The Seattle-based coffee giant with more than 17,000 locations nationwide has never had a store quite like the one opening this week in the Texas city of Brownsville, along the U.S.-Mexico border, where a computer-controlled robotic arm did much of the work by pouring one layer of concrete atop another.

The location — which is drive-thru only — is set to open Friday and makes Starbucks one of the nation's few big retailers that have tinkered with 3D printing for commercial construction. Builders have mostly used the technology in residential construction as they look to innovate to tackle an affordable housing crisis.
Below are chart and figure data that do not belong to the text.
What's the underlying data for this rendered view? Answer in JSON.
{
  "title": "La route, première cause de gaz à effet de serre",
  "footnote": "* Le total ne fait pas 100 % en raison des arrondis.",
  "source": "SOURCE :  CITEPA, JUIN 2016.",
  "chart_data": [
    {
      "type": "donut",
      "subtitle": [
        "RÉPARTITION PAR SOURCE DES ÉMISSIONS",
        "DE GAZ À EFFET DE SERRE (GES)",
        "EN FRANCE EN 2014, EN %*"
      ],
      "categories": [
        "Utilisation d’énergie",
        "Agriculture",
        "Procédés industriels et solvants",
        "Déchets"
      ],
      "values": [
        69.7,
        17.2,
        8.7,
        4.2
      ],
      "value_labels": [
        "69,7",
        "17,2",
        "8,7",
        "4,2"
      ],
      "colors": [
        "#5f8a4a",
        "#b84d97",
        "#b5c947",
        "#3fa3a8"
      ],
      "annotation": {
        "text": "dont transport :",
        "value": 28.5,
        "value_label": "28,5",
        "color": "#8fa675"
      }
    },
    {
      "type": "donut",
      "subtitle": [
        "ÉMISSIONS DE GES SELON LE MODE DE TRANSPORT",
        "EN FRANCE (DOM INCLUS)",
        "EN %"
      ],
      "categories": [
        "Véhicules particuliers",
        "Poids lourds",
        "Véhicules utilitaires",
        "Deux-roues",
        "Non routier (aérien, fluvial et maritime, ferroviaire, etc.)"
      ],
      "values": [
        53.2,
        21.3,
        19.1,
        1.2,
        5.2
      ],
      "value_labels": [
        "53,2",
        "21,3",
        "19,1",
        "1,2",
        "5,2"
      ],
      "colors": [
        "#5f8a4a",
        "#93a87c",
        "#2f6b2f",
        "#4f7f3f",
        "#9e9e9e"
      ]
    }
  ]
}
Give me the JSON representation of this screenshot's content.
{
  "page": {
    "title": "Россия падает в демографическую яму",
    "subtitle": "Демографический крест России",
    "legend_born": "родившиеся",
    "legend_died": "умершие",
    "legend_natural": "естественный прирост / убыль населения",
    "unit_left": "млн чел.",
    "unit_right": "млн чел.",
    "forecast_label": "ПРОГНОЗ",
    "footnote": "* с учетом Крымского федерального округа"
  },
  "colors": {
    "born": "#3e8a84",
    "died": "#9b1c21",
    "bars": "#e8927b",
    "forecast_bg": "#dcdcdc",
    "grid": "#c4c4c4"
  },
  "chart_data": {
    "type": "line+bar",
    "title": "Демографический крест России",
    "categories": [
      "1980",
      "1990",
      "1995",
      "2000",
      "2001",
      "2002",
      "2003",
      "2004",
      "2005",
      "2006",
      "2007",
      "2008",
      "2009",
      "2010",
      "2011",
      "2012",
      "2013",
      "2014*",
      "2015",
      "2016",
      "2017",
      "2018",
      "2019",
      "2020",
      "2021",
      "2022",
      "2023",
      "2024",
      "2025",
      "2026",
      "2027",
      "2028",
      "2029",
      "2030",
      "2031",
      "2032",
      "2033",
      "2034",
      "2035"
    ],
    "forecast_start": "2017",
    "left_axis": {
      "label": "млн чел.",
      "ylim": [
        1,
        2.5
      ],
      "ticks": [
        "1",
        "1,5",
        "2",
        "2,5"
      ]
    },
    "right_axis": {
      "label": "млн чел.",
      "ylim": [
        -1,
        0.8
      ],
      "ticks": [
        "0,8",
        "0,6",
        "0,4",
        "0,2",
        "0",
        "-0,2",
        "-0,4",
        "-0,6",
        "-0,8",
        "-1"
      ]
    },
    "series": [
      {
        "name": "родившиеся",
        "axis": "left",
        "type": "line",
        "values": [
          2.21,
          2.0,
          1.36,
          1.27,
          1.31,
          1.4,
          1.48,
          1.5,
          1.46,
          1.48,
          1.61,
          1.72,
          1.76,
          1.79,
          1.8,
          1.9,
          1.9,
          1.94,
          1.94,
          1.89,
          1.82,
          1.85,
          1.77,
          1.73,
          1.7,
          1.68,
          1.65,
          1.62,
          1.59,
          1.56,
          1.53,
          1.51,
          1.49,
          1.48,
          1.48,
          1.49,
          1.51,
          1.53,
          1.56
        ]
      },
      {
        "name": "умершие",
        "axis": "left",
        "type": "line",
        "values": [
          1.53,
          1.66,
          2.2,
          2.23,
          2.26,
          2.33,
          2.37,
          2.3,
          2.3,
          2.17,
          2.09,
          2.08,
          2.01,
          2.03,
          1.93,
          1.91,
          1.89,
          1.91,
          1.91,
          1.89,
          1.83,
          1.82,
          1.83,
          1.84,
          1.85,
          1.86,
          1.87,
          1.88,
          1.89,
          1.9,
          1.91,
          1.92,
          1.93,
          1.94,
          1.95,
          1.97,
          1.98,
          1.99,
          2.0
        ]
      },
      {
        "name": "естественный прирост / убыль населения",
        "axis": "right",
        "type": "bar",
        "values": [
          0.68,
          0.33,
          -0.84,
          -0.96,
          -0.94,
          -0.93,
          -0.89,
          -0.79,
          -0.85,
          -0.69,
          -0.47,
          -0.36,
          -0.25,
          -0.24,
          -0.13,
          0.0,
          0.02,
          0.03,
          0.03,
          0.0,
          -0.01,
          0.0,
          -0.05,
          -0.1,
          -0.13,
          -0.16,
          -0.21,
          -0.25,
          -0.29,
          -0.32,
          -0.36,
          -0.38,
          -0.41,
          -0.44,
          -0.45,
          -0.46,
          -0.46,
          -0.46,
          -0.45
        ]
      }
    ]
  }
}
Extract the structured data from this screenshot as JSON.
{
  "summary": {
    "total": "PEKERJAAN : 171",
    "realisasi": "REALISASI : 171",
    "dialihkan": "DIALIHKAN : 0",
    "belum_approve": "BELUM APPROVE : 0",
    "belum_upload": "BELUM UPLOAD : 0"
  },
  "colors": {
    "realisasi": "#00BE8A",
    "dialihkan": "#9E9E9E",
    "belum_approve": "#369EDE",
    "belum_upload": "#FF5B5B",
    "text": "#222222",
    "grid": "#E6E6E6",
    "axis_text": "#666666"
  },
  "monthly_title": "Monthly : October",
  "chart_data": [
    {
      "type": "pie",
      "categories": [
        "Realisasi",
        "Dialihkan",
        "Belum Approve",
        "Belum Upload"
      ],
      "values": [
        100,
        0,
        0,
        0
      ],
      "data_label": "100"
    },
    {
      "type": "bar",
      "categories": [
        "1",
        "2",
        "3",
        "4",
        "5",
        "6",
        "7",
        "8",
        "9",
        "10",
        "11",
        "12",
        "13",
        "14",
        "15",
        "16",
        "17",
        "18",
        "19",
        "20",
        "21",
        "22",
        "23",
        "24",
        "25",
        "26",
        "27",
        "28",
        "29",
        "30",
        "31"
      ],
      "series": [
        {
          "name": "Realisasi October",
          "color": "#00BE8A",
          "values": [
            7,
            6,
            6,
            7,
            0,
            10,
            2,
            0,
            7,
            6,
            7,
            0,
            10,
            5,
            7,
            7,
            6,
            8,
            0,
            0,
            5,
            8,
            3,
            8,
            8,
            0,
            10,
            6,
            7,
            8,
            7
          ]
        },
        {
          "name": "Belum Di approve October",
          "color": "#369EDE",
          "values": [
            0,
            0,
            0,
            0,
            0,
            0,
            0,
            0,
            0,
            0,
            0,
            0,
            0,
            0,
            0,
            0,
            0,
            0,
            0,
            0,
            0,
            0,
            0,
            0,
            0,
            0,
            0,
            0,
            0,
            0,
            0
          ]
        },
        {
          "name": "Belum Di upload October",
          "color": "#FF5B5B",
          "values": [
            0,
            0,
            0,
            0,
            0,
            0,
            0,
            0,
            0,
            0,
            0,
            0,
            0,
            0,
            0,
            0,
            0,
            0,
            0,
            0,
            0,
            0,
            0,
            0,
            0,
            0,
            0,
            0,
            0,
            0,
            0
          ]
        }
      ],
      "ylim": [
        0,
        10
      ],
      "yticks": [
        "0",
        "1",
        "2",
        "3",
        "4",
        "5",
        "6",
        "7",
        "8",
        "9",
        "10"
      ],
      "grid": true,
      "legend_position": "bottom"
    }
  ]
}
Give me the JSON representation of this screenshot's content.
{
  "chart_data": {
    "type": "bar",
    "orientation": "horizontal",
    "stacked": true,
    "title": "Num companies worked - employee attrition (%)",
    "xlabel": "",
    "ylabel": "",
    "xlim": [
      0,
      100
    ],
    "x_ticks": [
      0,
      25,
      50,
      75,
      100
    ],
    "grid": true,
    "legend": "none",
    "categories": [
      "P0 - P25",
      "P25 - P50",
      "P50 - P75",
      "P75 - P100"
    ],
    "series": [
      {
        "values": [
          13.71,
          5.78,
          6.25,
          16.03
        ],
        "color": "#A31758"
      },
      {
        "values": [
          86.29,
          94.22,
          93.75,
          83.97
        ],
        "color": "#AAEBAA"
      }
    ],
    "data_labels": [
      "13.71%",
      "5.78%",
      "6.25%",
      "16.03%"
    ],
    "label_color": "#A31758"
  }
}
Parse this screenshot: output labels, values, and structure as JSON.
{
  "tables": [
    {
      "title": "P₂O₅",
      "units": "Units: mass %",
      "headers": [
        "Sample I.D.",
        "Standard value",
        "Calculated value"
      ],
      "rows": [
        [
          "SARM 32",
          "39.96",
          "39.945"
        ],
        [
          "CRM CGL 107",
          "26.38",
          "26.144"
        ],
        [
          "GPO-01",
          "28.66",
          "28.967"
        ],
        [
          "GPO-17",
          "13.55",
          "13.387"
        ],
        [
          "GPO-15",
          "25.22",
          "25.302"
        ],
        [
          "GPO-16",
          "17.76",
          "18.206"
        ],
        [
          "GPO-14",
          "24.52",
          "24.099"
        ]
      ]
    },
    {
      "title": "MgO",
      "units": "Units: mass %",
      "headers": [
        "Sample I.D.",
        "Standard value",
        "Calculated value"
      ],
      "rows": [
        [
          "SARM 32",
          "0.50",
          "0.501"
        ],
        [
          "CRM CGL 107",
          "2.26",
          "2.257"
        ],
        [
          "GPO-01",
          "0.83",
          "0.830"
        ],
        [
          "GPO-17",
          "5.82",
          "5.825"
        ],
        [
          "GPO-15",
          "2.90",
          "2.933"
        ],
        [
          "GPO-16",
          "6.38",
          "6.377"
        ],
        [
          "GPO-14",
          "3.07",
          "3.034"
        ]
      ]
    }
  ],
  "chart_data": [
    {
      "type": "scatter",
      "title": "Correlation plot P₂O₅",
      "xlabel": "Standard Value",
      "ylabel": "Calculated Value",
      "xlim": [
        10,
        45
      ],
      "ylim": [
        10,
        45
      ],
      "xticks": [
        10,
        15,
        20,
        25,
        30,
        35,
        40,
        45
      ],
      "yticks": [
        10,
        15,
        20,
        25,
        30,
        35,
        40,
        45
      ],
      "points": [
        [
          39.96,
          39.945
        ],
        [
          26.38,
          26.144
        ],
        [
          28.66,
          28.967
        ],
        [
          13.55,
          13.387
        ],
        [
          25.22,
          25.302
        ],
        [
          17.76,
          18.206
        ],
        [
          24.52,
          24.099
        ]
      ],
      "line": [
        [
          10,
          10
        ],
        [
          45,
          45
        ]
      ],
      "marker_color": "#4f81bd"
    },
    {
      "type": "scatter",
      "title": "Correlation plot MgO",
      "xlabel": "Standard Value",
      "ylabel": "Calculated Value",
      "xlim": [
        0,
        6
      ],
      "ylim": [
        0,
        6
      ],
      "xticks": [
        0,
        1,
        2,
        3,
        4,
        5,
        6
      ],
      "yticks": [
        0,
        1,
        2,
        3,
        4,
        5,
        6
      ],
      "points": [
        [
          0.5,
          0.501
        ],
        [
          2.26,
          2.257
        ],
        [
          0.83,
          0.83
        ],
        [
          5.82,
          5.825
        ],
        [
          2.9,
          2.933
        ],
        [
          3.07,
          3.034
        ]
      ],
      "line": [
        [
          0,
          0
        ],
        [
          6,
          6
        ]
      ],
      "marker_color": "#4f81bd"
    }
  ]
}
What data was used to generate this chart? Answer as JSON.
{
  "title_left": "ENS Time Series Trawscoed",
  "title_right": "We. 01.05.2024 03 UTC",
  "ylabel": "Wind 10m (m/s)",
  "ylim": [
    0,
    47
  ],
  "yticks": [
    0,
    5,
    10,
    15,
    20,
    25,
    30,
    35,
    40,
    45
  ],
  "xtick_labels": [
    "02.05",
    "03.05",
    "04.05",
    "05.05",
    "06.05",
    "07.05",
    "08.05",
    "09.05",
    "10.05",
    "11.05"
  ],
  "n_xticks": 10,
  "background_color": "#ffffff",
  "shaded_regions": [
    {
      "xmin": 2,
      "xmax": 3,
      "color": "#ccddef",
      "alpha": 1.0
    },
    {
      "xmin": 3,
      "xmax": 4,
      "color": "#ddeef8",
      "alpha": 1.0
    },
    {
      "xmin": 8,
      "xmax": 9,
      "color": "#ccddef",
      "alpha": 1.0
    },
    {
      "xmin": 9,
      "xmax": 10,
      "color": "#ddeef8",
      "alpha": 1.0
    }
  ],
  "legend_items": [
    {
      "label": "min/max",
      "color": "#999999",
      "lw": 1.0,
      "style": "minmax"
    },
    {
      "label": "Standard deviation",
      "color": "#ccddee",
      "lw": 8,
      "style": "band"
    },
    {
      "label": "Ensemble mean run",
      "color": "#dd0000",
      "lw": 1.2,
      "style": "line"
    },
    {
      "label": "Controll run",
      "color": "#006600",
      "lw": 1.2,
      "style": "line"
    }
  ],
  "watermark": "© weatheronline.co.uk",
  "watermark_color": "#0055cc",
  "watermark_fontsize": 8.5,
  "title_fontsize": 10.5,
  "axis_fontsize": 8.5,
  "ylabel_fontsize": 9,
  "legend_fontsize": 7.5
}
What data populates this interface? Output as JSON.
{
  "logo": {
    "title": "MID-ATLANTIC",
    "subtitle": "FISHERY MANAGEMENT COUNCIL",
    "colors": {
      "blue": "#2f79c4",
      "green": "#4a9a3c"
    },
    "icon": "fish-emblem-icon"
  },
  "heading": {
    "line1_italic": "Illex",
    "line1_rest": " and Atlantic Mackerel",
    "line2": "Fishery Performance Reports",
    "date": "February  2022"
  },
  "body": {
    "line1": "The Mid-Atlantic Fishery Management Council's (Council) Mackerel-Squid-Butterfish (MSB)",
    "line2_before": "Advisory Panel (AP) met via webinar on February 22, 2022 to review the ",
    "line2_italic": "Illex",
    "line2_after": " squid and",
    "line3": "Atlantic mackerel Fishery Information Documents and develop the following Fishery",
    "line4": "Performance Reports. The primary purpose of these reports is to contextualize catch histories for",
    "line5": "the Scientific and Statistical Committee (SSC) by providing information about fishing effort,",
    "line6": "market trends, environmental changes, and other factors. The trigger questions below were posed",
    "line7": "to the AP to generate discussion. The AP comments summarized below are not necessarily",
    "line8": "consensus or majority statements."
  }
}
Starbucks isn't saying whether more stores like it are on the horizon or why the company chose Brownsville, which has about 190,000 residents and at least four other locations in the area. At first glance, the compact rectangular building with the Starbucks logo looks like any other, but a close look reveals ridged walls that resemble stacked tubes.

Construction experts say the store is an example of an industry figuring out ways to use the technology.

“It’s early days yet,” said James Rose, director of the Institute for Smart Structures at the University of Tennessee. “I’m happy to see people doing all of these different things with it, and I think at some point we’ll figure out what its best use is. But right now I think you’re going to see lots of experimentation, and I think that’s a good thing.”

The shop is on a busy thoroughfare where Faviola Maldonado was among those who watched the construction gradually take shape.

“It was just different,” said Maldonado, who operated a jewelry store next door before recently moving. “It was super high technology.”

Starbucks confirmed this is its first 3D printed store in the U.S. but declined an interview request.

Andrew McCoy, associate director of research and innovation at the Myers-Lawson School of Construction at Virginia Tech, called the new store “leading edge.”

In general, construction using 3D technology still costs more than traditional wood framing, McCoy said. But, he said, it helps address a labor shortage and can be a way to get something built faster. He expects it will eventually become more cost competitive.

“You are starting to see the technology is getting faster, smaller," McCoy said. "It’s getting easier to use.”